Tuesday, January 27, 2004

BRADES, Montserrat (GIU): Kenneth Allen QC, President of the Montserrat Bar Association, says the idea of judicial separation has always been intricately bound up with religious practices in some people and some churches to use their own slogan ' did not believe in divorce.' The veteran barrister and solicitor says he doesn't recall a petition of judicial separation ever being filed in Montserrat.

"The laws of divorce must change to make the process quicker and easier. The long waiting period between the decree nisi and the decree absolute ought to be totally abolished, because the agony during that period of wait is strenuous and stressful," says lawyer Allen, who has been practising law in Montserrat and the wider Caribbean for 40 years.

He says it is " foolish to continue to think of marriage as a perfect institution when records show that in some countries 70 percent of the marriages fail and the breakdown is often bitter, sometimes cruel and always expensive."
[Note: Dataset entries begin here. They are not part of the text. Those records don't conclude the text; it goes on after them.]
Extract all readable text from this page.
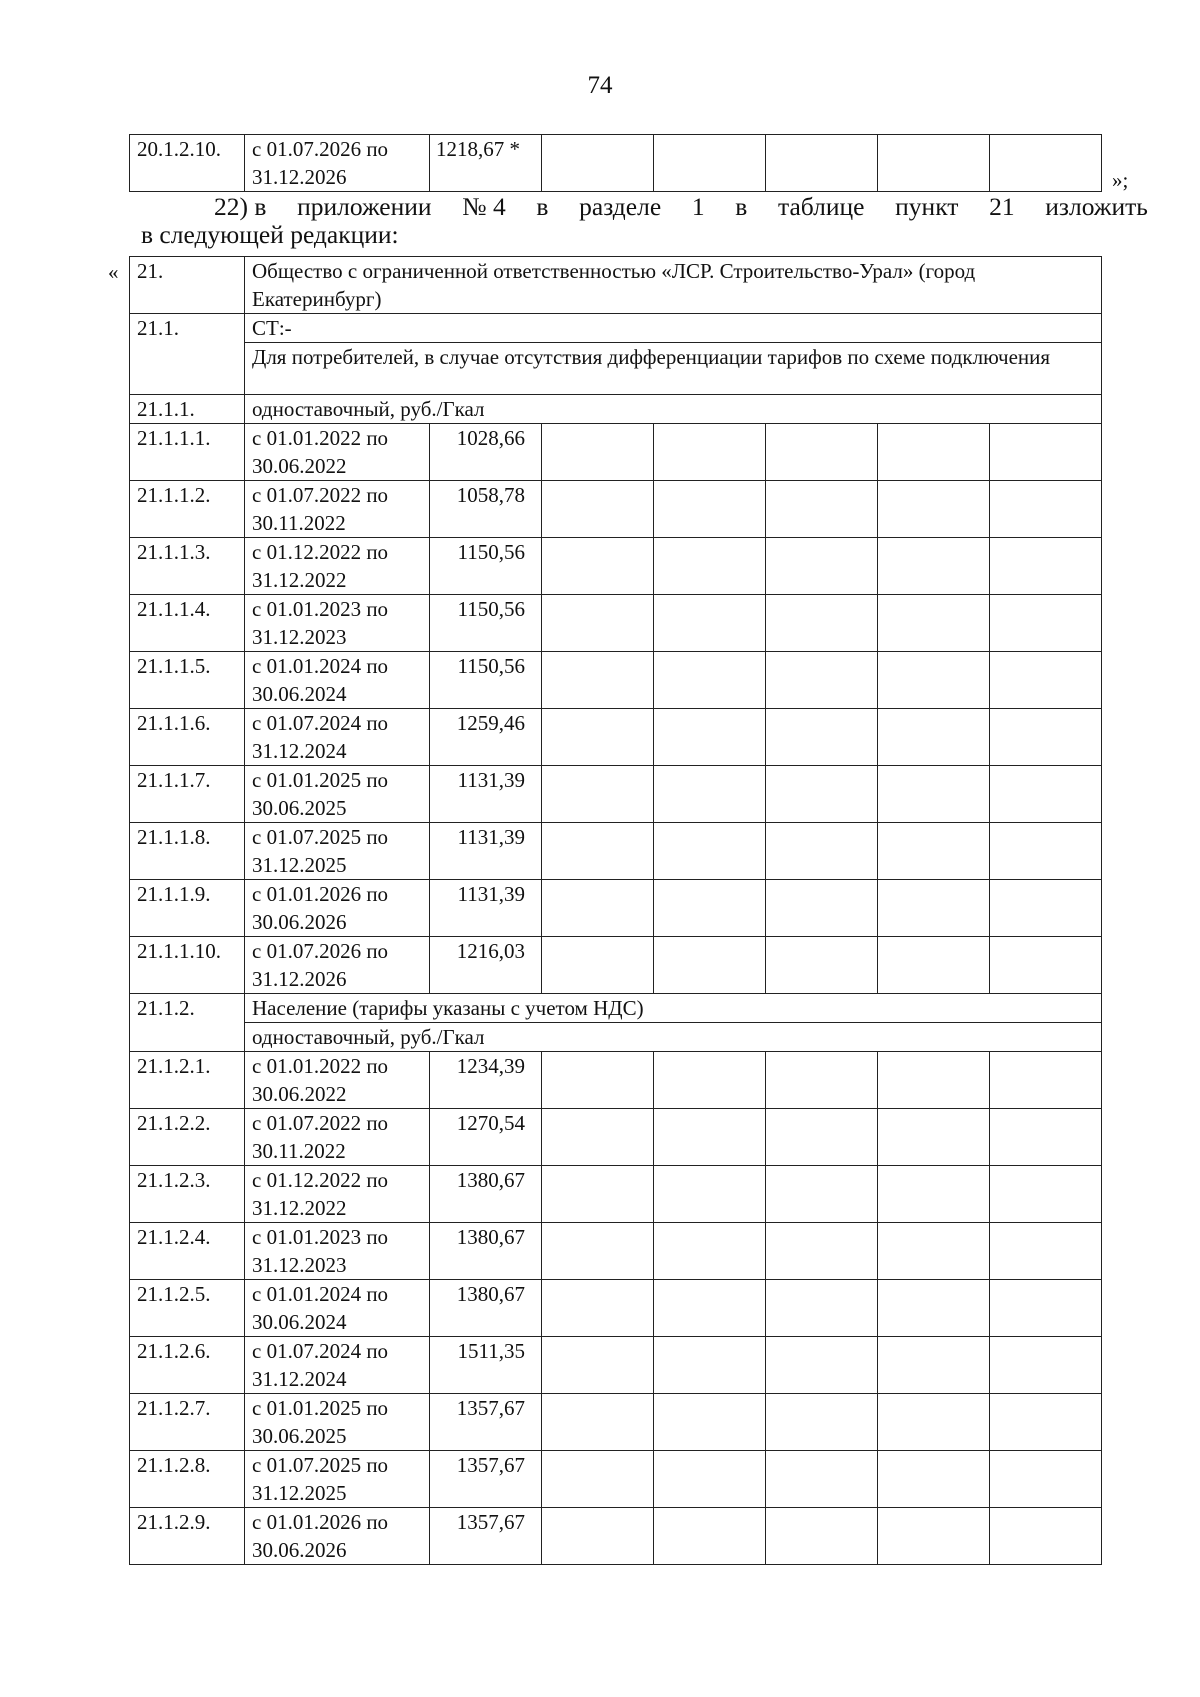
74
20.1.2.10.	с 01.07.2026 по 31.12.2026	1218,67 *					
»;
22) в приложении № 4 в разделе 1 в таблице пункт 21 изложить
в следующей редакции:
« 21.	Общество с ограниченной ответственностью «ЛСР. Строительство-Урал» (город Екатеринбург)						
21.1.	СТ:-						
	Для потребителей, в случае отсутствия дифференциации тарифов по схеме подключения						
21.1.1.	одноставочный, руб./Гкал						
21.1.1.1.	с 01.01.2022 по 30.06.2022	1028,66					
21.1.1.2.	с 01.07.2022 по 30.11.2022	1058,78					
21.1.1.3.	с 01.12.2022 по 31.12.2022	1150,56					
21.1.1.4.	с 01.01.2023 по 31.12.2023	1150,56					
21.1.1.5.	с 01.01.2024 по 30.06.2024	1150,56					
21.1.1.6.	с 01.07.2024 по 31.12.2024	1259,46					
21.1.1.7.	с 01.01.2025 по 30.06.2025	1131,39					
21.1.1.8.	с 01.07.2025 по 31.12.2025	1131,39					
21.1.1.9.	с 01.01.2026 по 30.06.2026	1131,39					
21.1.1.10.	с 01.07.2026 по 31.12.2026	1216,03					
21.1.2.	Население (тарифы указаны с учетом НДС)						
	одноставочный, руб./Гкал						
21.1.2.1.	с 01.01.2022 по 30.06.2022	1234,39					
21.1.2.2.	с 01.07.2022 по 30.11.2022	1270,54					
21.1.2.3.	с 01.12.2022 по 31.12.2022	1380,67					
21.1.2.4.	с 01.01.2023 по 31.12.2023	1380,67					
21.1.2.5.	с 01.01.2024 по 30.06.2024	1380,67					
21.1.2.6.	с 01.07.2024 по 31.12.2024	1511,35					
21.1.2.7.	с 01.01.2025 по 30.06.2025	1357,67					
21.1.2.8.	с 01.07.2025 по 31.12.2025	1357,67					
21.1.2.9.	с 01.01.2026 по 30.06.2026	1357,67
Mr Allen made the observations at the opening of a one-day national consultation on the Montserrat leg of the OECS Family Law Reform and Domestic Violence Legal and Judicial Reform Project held the Red Cross Headquarters in Brades on Monday.

He says perhaps Montserrat has been lucky as in "this jurisdiction the court has always given special preference to hearing domestic matters."

"The minimum grounds for divorce should be and here I use a pun - should be the minimum - irretrievable breakdown in marriage. If a marriage has broken down as accepted by both parties to the extent where there is no hope of reconciliation, that should be the end of it and it should not take months, perhaps not weeks, perhaps not even days," says lawyer Allen, who has on more than one occasion served as a High Court Judge of the Eastern Caribbean Supreme Court.

Lawyer Allen pledges the support of members of the Montserrat legal fraternity.

"The matters you are here to deal with are alive but they are not well.

But they must get better if we are to build a society for the 21st century that we see in imagination. Let all of us whom luck, divine providence, intellectual cunning or whatever have endowed with greater wisdom than the others put our heads and hearts together and help to build that new society," according to head of the Montserrat Bar Association. 

The respected attorney-at-law notes that as "civilisation advances the realm of morality grows and man's consciousness of moral relationships expand - we learn to recognise duties towards our neighbours trees and flowers and even inanimate objects."

Lawyer Allen continues: " Out of that recognition comes an awakening - how precious are children, how valuable is companionship (companionship of any kind) and without prompting we find the tolerance of differences develops and begins to turn into an acceptance that differences are a source of positive advantage. It is now easier to agree to disagree."